Uploaded image for project: 'Calcite'
  1. Calcite
  2. CALCITE-1828

Push the FILTER clause into Druid as a Filtered Aggregator

    Details

    • Type: Improvement
    • Status: Closed
    • Priority: Major
    • Resolution: Fixed
    • Affects Version/s: 1.12.0
    • Fix Version/s: 1.14.0
    • Component/s: druid
    • Labels:
      None

      Description

      Druid has support for a special aggregator it calls the Filtered Aggregator that allows aggregations to occur with filters independent to other filters in the Druid query.

      An example where the filtered aggregator is useful:

      SELECT 
      sum("col1") FILTER (WHERE <condition1>),
      sum("col2") FILTER (WHERE <condition2>)
      FROM "table"; 
      

      Currently, calcite will scan Druid, then do the filtering and aggregation itself. With filtered aggregators, both the filter and aggregation and be pushed into Druid.

      A few comments/questions:

      1) If all conditions in the filter clause are the same, then instead of pushing filtered aggregators individually, it would make more sense to push 1 single filter into the Druid query. I.e the filters can be factored out into 1 filter. I don't see calcite currently do this, does it have such a rule in place already?

      2) The filters can/should only be pushed if they are filtering on dimension columns

      3) Currently, the above query would create the following relation:
      DruidQuery -> Project -> Aggregate. There is already a rule called DruidAggregateProjectRule which matches the previous relation. Is it better to add logic to that rule, or to create a new rule that also matches that relation?

        Issue Links

          Activity

          Hide
          michaelmior Michael Mior added a comment -

          Resolved in release 1.14.0 (2017-10-01)

          Show
          michaelmior Michael Mior added a comment - Resolved in release 1.14.0 (2017-10-01)
          Show
          jcamachorodriguez Jesus Camacho Rodriguez added a comment - Fixed in http://git-wip-us.apache.org/repos/asf/calcite/commit/551b562 , thanks Zain Humayun !
          Hide
          julianhyde Julian Hyde added a comment -

          Jesus Camacho Rodriguez or slim bouguerra, Can you please review, test and commit?
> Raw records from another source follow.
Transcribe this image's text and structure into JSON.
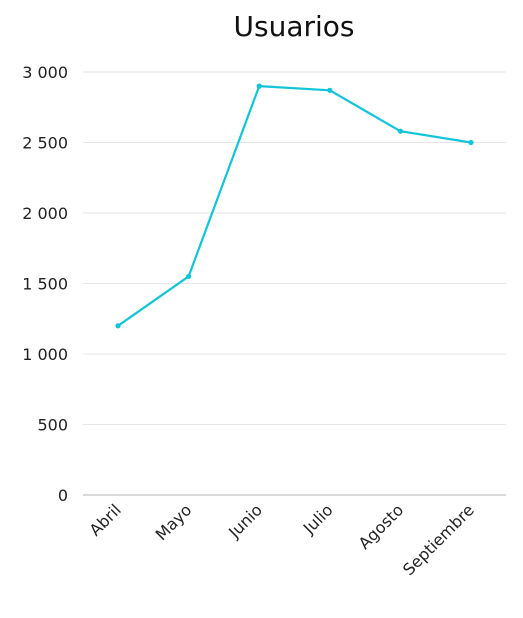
{
  "chart_data": {
    "type": "line",
    "title": "Usuarios",
    "xlabel": "",
    "ylabel": "",
    "categories": [
      "Abril",
      "Mayo",
      "Junio",
      "Julio",
      "Agosto",
      "Septiembre"
    ],
    "series": [
      {
        "values": [
          1200,
          1550,
          2900,
          2870,
          2580,
          2500
        ],
        "color": "#12c4d8"
      }
    ],
    "ylim": [
      0,
      3000
    ],
    "yticks": [
      0,
      500,
      1000,
      1500,
      2000,
      2500,
      3000
    ],
    "ytick_labels": [
      "0",
      "500",
      "1 000",
      "1 500",
      "2 000",
      "2 500",
      "3 000"
    ],
    "grid": true,
    "legend": "none"
  }
}
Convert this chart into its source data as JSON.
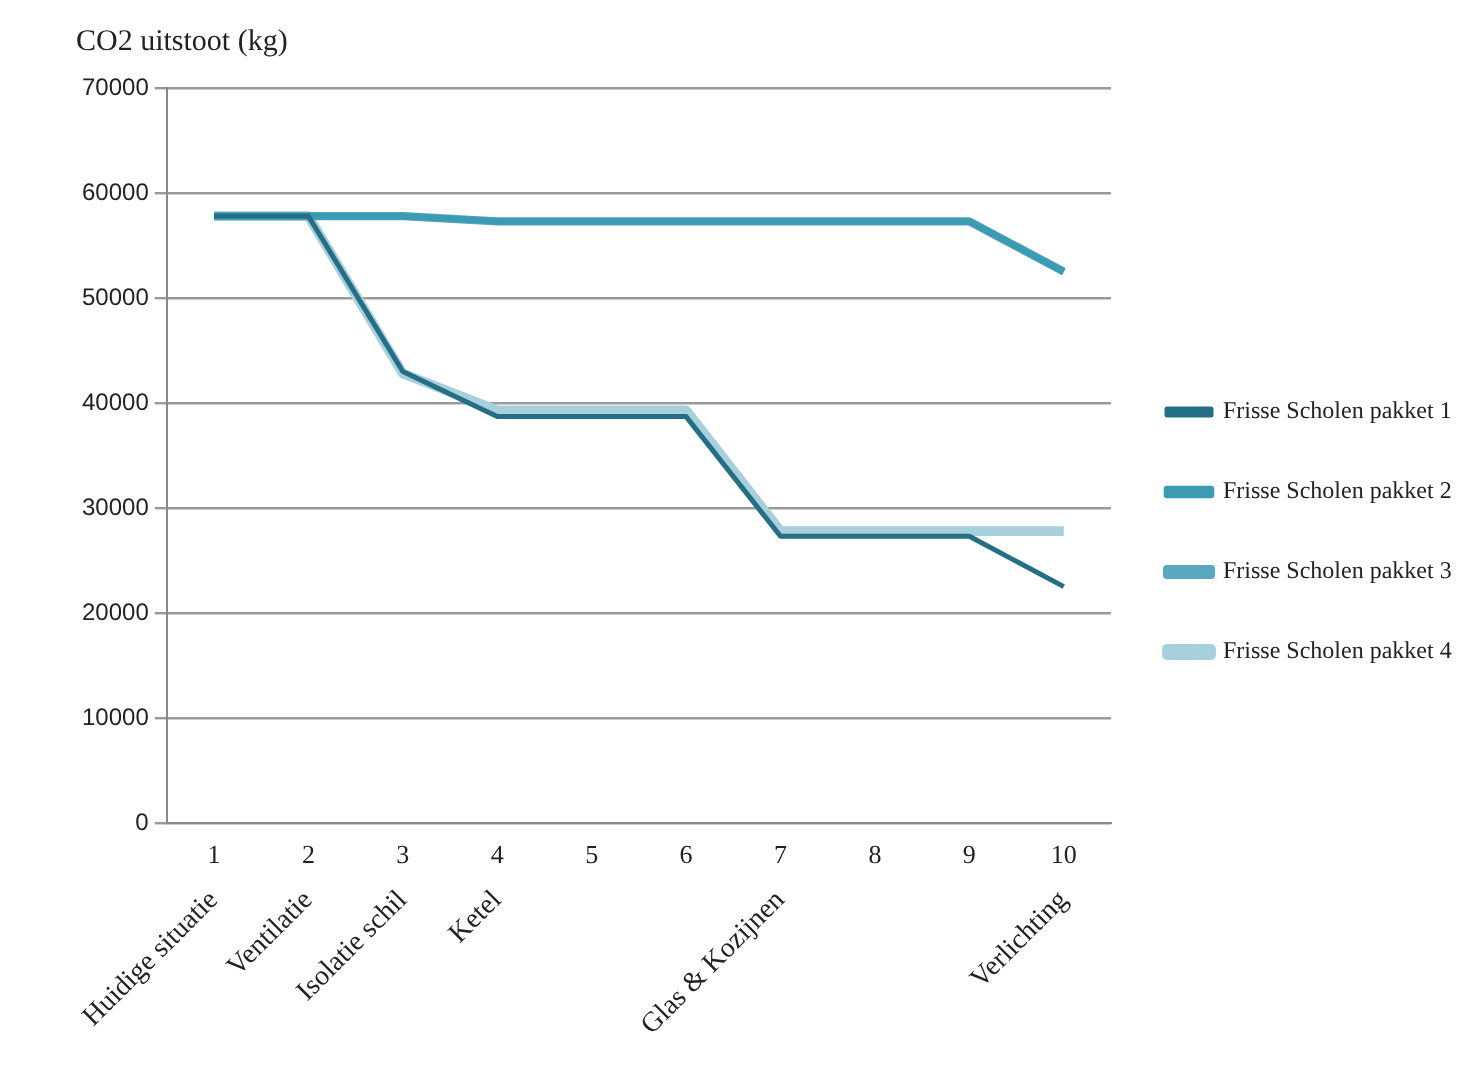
{
  "chart_data": {
    "type": "line",
    "ylabel": "CO2 uitstoot (kg)",
    "categories": [
      "Huidige situatie",
      "Ventilatie",
      "Isolatie schil",
      "Ketel",
      null,
      null,
      "Glas & Kozijnen",
      null,
      null,
      "Verlichting"
    ],
    "x2lim": [
      0.5,
      10.5
    ],
    "x2ticks": [
      1,
      2,
      3,
      4,
      5,
      6,
      7,
      8,
      9,
      10
    ],
    "series": [
      {
        "name": "Frisse Scholen pakket 1",
        "color": "#246f85",
        "values": [
          57800,
          57800,
          43000,
          38700,
          38700,
          38700,
          27300,
          27300,
          27300,
          22500
        ]
      },
      {
        "name": "Frisse Scholen pakket 2",
        "color": "#3a9bb3",
        "values": [
          57800,
          57800,
          57800,
          57300,
          57300,
          57300,
          57300,
          57300,
          57300,
          52500
        ]
      },
      {
        "name": "Frisse Scholen pakket 3",
        "color": "#5aa8c0",
        "values": [
          57800,
          57800,
          57800,
          57300,
          57300,
          57300,
          57300,
          57300,
          57300,
          52500
        ]
      },
      {
        "name": "Frisse Scholen pakket 4",
        "color": "#a8d0dc",
        "values": [
          57800,
          57800,
          42800,
          39300,
          39300,
          39300,
          27800,
          27800,
          27800,
          27800
        ]
      }
    ],
    "ylim": [
      0,
      70000
    ],
    "yticks": [
      0,
      10000,
      20000,
      30000,
      40000,
      50000,
      60000,
      70000
    ],
    "grid": "y",
    "legend": "right",
    "marker": "none",
    "line_style": "solid"
  }
}
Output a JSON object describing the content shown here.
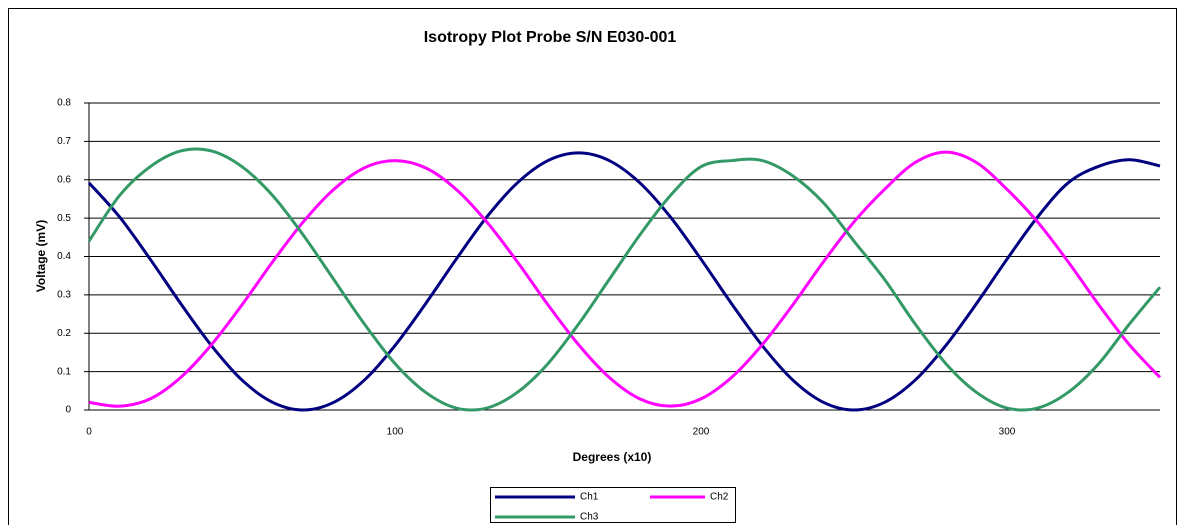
{
  "chart_data": {
    "type": "line",
    "title": "Isotropy Plot Probe S/N E030-001",
    "x_label": "Degrees (x10)",
    "y_label": "Voltage (mV)",
    "x": [
      0,
      10,
      20,
      30,
      40,
      50,
      60,
      70,
      80,
      90,
      100,
      110,
      120,
      130,
      140,
      150,
      160,
      170,
      180,
      190,
      200,
      210,
      220,
      230,
      240,
      250,
      260,
      270,
      280,
      290,
      300,
      310,
      320,
      330,
      340,
      350
    ],
    "series": [
      {
        "name": "Ch1",
        "color": "#000080",
        "values": [
          0.592,
          0.503,
          0.393,
          0.277,
          0.168,
          0.078,
          0.02,
          0,
          0.02,
          0.078,
          0.168,
          0.277,
          0.393,
          0.503,
          0.592,
          0.65,
          0.67,
          0.65,
          0.592,
          0.503,
          0.393,
          0.277,
          0.168,
          0.078,
          0.02,
          0,
          0.02,
          0.078,
          0.168,
          0.277,
          0.393,
          0.503,
          0.592,
          0.635,
          0.652,
          0.636
        ]
      },
      {
        "name": "Ch2",
        "color": "#ff00ff",
        "values": [
          0.02,
          0.01,
          0.029,
          0.085,
          0.17,
          0.274,
          0.386,
          0.49,
          0.575,
          0.631,
          0.65,
          0.631,
          0.575,
          0.49,
          0.386,
          0.274,
          0.17,
          0.085,
          0.029,
          0.01,
          0.029,
          0.085,
          0.17,
          0.274,
          0.386,
          0.49,
          0.575,
          0.645,
          0.672,
          0.645,
          0.575,
          0.49,
          0.386,
          0.274,
          0.17,
          0.085
        ]
      },
      {
        "name": "Ch3",
        "color": "#339966",
        "values": [
          0.44,
          0.559,
          0.634,
          0.675,
          0.675,
          0.634,
          0.559,
          0.456,
          0.34,
          0.224,
          0.121,
          0.046,
          0.005,
          0.005,
          0.046,
          0.121,
          0.224,
          0.34,
          0.456,
          0.559,
          0.634,
          0.65,
          0.65,
          0.61,
          0.54,
          0.44,
          0.34,
          0.224,
          0.121,
          0.046,
          0.005,
          0.005,
          0.046,
          0.121,
          0.224,
          0.32
        ]
      }
    ],
    "xlim": [
      0,
      350
    ],
    "xticks": [
      0,
      100,
      200,
      300
    ],
    "ylim": [
      0,
      0.8
    ],
    "yticks": [
      0,
      0.1,
      0.2,
      0.3,
      0.4,
      0.5,
      0.6,
      0.7,
      0.8
    ],
    "grid": true,
    "legend": "bottom"
  }
}
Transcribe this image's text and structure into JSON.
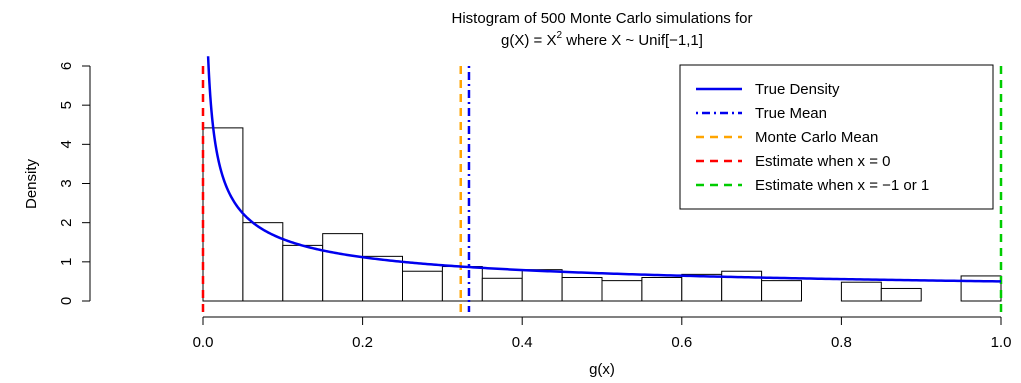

I am swamped with PRs right now.

          Show
          julianhyde Julian Hyde added a comment - Jesus Camacho Rodriguez or slim bouguerra , Can you please review, test and commit? I am swamped with PRs right now.
          Hide
          zhumayun Zain Humayun added a comment -
          Show
          zhumayun Zain Humayun added a comment - Created a PR: https://github.com/apache/calcite/pull/472
          Hide
          zhumayun Zain Humayun added a comment -

          Jesus Camacho Rodriguez here are some sample queries with their final plans

          SELECT COUNT("brand_name") FILTER (WHERE "the_year" >= 1997) FROM "foodmart";
          
           EnumerableInterpreter
            BindableAggregate(group=[{}], EXPR$0=[COUNT($0) FILTER $1])
              BindableProject(brand_name=[$0], $f1=[IS TRUE(>=(CAST($1):BIGINT, 1997))])
                DruidQuery(table=[[foodmart, foodmart]], intervals=[[1900-01-09T00:00:00.000/2992-01-10T00:00:00.000]], projects=[[$2, $83]])
          
          SELECT COUNT(DISTINCT "brand_name") FILTER (where "the_year" >= 1997) FROM "foodmart";
          
           EnumerableInterpreter
            BindableAggregate(group=[{}], EXPR$0=[COUNT($0)])
              BindableAggregate(group=[{0}])
                BindableProject(i$brand_name=[CASE(IS TRUE(>=(CAST($1):BIGINT, 1997)), $0, null)])
                  DruidQuery(table=[[foodmart, foodmart]], intervals=[[1900-01-09T00:00:00.000/2992-01-10T00:00:00.000]], projects=[[$2, $83]])
          

          Notice that with this plan there are two aggregates on top of each other because of the distinct clause. We'll probably need a special rule to catch this relation.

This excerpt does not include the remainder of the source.